J'ai arrêté de fumer grâce à l'hypnose Les jours suivant la séance d'hypnose : la léthargie

durant les jours suivant la séance d'hypnose, caroline n'a plus d'énergie.
Durant les jours suivant la séance d'hypnose, Caroline n'a plus d'énergie. © JPC-prod-fotolia

Je comprends pourquoi on dit que la cigarette est un excitant. Dès le lendemain de ma séance d'hypnose, je me traîne comme jamais. C'est comme si je n'avais pas bu mon café du matin. Je baille, j'ai envie de dormir, je n'ai plus d'énergie. Cela dure comme ça pendant 4 ou 5 jours. J'ai l'impression d'être dans un état second, de manquer de concentration... Heureusement, je suis en congé, je n'ose même pas imaginer ce que cela aurait pu donner au bureau.

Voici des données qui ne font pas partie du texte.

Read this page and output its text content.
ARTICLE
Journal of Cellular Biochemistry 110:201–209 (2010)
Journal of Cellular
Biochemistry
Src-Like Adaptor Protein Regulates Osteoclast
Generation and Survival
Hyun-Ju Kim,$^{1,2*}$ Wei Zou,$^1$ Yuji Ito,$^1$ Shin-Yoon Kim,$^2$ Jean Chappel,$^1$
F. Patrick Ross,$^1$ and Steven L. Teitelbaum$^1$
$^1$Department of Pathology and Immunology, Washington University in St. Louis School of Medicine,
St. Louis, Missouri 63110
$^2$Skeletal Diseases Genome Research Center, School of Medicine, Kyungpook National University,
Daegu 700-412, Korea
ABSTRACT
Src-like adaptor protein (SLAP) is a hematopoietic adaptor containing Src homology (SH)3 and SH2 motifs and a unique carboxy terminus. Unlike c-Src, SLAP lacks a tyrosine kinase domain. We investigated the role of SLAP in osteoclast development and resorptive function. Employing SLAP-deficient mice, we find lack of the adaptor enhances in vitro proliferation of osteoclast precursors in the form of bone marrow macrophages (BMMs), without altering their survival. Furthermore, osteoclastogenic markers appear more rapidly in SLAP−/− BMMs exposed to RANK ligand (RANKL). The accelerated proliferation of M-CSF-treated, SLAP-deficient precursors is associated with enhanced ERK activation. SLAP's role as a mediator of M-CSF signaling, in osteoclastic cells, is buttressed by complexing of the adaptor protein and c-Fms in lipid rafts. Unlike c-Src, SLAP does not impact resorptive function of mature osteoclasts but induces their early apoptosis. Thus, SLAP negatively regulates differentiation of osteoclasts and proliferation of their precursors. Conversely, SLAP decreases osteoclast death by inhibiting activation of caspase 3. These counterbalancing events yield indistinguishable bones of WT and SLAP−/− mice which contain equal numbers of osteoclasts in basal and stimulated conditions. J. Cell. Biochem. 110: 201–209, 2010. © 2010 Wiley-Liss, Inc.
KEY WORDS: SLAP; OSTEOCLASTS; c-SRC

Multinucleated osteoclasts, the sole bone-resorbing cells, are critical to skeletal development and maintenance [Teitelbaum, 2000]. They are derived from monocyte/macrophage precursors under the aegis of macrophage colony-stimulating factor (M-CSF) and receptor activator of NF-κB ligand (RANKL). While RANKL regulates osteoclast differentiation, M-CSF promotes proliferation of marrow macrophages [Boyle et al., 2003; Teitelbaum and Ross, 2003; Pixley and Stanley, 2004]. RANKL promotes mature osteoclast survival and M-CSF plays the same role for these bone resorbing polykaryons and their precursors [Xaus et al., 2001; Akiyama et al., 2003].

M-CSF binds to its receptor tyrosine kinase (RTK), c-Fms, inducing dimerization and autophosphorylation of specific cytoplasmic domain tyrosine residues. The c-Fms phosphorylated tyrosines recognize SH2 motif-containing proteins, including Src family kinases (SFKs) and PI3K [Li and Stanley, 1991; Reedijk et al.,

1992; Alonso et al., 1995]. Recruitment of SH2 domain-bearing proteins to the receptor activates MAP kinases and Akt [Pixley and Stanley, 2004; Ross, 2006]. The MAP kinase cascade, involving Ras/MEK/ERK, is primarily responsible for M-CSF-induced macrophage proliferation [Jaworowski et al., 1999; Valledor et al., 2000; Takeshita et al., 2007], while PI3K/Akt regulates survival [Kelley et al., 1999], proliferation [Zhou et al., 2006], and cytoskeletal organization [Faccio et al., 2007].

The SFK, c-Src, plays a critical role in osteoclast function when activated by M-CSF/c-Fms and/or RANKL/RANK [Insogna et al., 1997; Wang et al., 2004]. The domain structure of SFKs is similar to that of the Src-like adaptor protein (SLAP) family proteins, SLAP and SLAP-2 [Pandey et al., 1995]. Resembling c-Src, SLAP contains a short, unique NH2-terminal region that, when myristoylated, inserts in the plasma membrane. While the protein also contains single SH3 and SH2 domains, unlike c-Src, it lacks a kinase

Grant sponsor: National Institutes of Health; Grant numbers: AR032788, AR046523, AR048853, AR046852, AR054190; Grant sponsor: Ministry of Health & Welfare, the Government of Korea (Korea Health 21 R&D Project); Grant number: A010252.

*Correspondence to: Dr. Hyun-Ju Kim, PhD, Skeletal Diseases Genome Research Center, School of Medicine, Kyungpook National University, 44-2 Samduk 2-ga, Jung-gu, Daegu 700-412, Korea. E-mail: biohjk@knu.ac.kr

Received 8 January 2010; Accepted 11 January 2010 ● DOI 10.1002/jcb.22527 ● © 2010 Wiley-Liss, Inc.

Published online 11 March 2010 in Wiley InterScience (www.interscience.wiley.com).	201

J'ai toujours des envies de fumer. Au bout de 48 heures, elles s'espacent fortement, mais elles se sont accrues en puissance. J'ai téléchargé une application sur mon smartphone qui me permet de suivre en temps réel le nombre de cigarettes que je n'ai pas fumé, ce que j'ai économisé, les bénéfices santé et bien-être que je récupère au fur et à mesure. Je découvre qu'au bout de deux jours je n'ai plus de nicotine dans le sang. Alors pourquoi, j'ai encore envie de fumer ?

A chaque fois que je cherche quelque chose dans mon sac, je pense à mon paquet de cigarettes qui n'y est plus. Je trouve les gens qui fument cools, sympas, j'ai envie de leur ressembler. J'ai à nouveau 15 ans et je suis en train de faire un choix : fumer et leur ressembler, ou pas et devenir une autre. Je surmonte. De toute façon, j'ai envie de dormir.

Mais la véritable épreuve approche : le mariage d'une amie. Si je ne fume pas une cigarette pendant le week-end, je pense que je serai sur la bonne voie. Evidemment, j'ai l'impression que 95 % des personnes présentes aux festivités fument. Je dois louper des discussions passionnantes dehors autour du cendrier. Mais tout se passe bien, j'ai des envies que je laisse passer de façon détachée. Il faut dire que je repense souvent aux paroles du médecin pendant l'hypnose "cela ne m'intéresse plus". Je résiste, et je suis très fière de moi. J'ai une amie qui prend de mes nouvelles et m'encourage. Elle a arrêté de fumer il y a presque 3 ans. "Tu vas te sentir libre", me dit-elle.